Chiesi lentamente: — Prof ha rifiutato un’astronave?

— Sarebbe meglio dire che la rifiutò il Presidente Selene. Non hai visto lo scambio di messaggi, Mannie?

— No. — Ormai era troppo tardi per scatenare una battaglia su quell’argomento. — Negli ultimi giorni sono stato molto occupato.

— Non stento a crederlo. Anche qui. Non mi ricordo nemmeno da quanto tempo non mi faccio una bella notte di sonno.

— Mi sembri un Lunare.

— Sono un Lunare, Mannie, non dubitarne mai. Ma l’infermiera mi sta guardando come se volesse fulminarmi. — Stu sollevò la ragazza fra le braccia e la fece piroettare. Pensai che non fosse ancora diventato un vero Lunare. Ma l’infermiera non se la prese. — Vai a giocare da qualche altra parte, tesoro, tra pochi minuti ti restituirò il tuo paziente… ancora caldo. — Chiuse la porta alle spalle dell’infermiera e tornò accanto al letto.

— In realtà, Adam aveva ragione. Non solo per la splendida pubblicità che vi siete fatti, ma era anche il sistema più sicuro.

— Pubblicità, forse, lo ammetto. Ma la sicurezza? Lasciamo perdere!

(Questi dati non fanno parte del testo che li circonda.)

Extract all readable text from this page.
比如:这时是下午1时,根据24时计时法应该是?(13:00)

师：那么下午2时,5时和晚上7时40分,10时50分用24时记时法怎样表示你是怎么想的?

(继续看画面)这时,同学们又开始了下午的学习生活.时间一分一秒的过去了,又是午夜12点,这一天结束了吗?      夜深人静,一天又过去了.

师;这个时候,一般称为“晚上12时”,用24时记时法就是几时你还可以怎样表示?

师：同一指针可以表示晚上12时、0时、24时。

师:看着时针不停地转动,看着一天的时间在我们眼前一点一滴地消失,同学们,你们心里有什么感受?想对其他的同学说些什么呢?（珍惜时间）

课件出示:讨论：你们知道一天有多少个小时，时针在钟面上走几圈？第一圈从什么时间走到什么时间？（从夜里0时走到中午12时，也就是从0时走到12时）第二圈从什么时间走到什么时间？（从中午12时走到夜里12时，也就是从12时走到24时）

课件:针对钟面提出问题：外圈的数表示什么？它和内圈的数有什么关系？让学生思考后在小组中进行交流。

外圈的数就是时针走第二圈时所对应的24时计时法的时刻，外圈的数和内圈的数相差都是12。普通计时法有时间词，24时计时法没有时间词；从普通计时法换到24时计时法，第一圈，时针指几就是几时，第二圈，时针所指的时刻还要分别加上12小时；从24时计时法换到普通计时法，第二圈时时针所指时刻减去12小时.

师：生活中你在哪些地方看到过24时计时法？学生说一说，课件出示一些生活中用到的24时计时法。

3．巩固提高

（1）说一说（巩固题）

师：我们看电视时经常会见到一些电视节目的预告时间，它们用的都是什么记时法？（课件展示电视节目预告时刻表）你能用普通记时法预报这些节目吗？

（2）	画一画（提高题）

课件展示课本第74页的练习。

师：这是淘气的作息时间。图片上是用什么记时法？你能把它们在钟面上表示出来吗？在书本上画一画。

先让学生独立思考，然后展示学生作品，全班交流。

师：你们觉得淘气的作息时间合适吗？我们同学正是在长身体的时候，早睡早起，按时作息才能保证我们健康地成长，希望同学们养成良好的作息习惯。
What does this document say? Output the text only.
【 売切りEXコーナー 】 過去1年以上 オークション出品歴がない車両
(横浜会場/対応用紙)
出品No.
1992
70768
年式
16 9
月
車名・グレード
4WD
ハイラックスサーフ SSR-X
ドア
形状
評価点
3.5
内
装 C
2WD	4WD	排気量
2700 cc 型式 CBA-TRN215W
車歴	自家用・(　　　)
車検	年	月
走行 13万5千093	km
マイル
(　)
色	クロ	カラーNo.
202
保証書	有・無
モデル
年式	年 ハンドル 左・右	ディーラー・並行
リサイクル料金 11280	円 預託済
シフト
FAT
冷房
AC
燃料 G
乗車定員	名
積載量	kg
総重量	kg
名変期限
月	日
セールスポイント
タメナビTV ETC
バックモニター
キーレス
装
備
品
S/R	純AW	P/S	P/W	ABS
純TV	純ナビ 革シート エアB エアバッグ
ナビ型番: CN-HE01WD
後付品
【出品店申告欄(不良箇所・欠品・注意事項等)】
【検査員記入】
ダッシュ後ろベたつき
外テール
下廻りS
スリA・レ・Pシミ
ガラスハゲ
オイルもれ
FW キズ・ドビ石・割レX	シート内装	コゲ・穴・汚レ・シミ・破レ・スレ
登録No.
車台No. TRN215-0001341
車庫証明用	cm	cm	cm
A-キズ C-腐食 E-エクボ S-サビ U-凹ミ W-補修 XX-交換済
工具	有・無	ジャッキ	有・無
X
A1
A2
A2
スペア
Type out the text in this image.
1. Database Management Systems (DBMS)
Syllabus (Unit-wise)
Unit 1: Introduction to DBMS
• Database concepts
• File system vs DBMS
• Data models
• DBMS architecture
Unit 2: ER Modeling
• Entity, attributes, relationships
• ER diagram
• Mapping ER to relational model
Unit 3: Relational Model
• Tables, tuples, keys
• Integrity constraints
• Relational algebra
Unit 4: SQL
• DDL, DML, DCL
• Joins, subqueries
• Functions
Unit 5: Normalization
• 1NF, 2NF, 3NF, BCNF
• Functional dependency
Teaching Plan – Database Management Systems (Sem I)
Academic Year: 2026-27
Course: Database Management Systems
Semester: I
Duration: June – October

— Sicurezza, certo, vecchio mio. Non vi hanno sparato addosso. Eppure hanno avuto due ore a disposizione, durante le quali sapevano in ogni istante dove si trovava la vostra chiatta. Non sapevano decidersi. Non hanno ancora stabilito una linea di condotta. Eravate un magnifico bersaglio ma non hanno avuto il coraggio di sparare. Non hanno nemmeno osato ritardare l’atterraggio, agenzie di stampa e giornali non parlavano che di voi e io mi ero dato molto da fare per soffiare sul fuoco. Adesso non possono più torcervi un capello, siete eroi popolari. Se invece avessi noleggiato un’astronave per venirvi a prendere… ecco, non so come sarebbe andata a finire. Probabilmente ci avrebbero ordinato di rimanere in orbita di parcheggio e sarebbero poi venuti ad arrestarci, voi due certamente e forse anche me. Nessun Comandante di astronave ha voglia di assaggiare un missile, quale che sia la somma che gli offri.

"Ed eccoti ora la vostra situazione: siete entrambi cittadini della Repubblica Popolare del Ciad, è quanto di meglio sono riuscito a organizzare in così poco tempo. Il Ciad ha riconosciuto il nuovo governo della Luna. Ho dovuto comprare un Primo Ministro, due generali, alcuni capi tribù e un ministro delle Finanze… Un affare abbastanza a buon mercato per essere stato fatto all’ultimo istante. Non sono riuscito a farvi ottenere l’immunità diplomatica, ma spero di farcela prima che lasciate l’ospedale. Per il momento non hanno osato dichiararvi in arresto: non riescono a immaginare quale colpa attribuirvi. Ci sono guardie all’ingresso dell’ospedale, ma solo per proteggervi. Ed è stata una buona idea altrimenti sareste circondati da uno sciame di giornalisti, che vi metterebbero decine di microfoni sotto il naso."

— Ma che colpa potremmo aver commesso? Voglio dire, che cosa pensano di escogitare? Immigrazione illegale?

— Nemmeno questo, Mannie. Tu sei stato deportato e hai conservato la cittadinanza Pan-Africana grazie a uno dei tuoi nonni. Per il Professor de la Paz abbiamo scoperto un documento che dimostra come sia cittadino del Ciad da quarant’anni: abbiamo lasciato asciugare l’inchiostro e abbiamo fatto sventolare il documento sotto il naso delle autorità. Non siete nemmeno entrati illegalmente qui in India: non solo sono state le autorità indiane a farvi atterrare, sapendo che vi trovavate sulla chiatta, ma un funzionario del controllo astronautico, molto cortesemente e abbastanza a buon mercato, ha apposto un timbro sui vostri passaporti nuovi di zecca: Inoltre, la sentenza che ha esiliato il Professore non ha più valore legale, in quanto il governo che lo ha cacciato non esiste più. Ne ha preso atto una Corte internazionale competente… Questo ci è venuto a costare molto di più.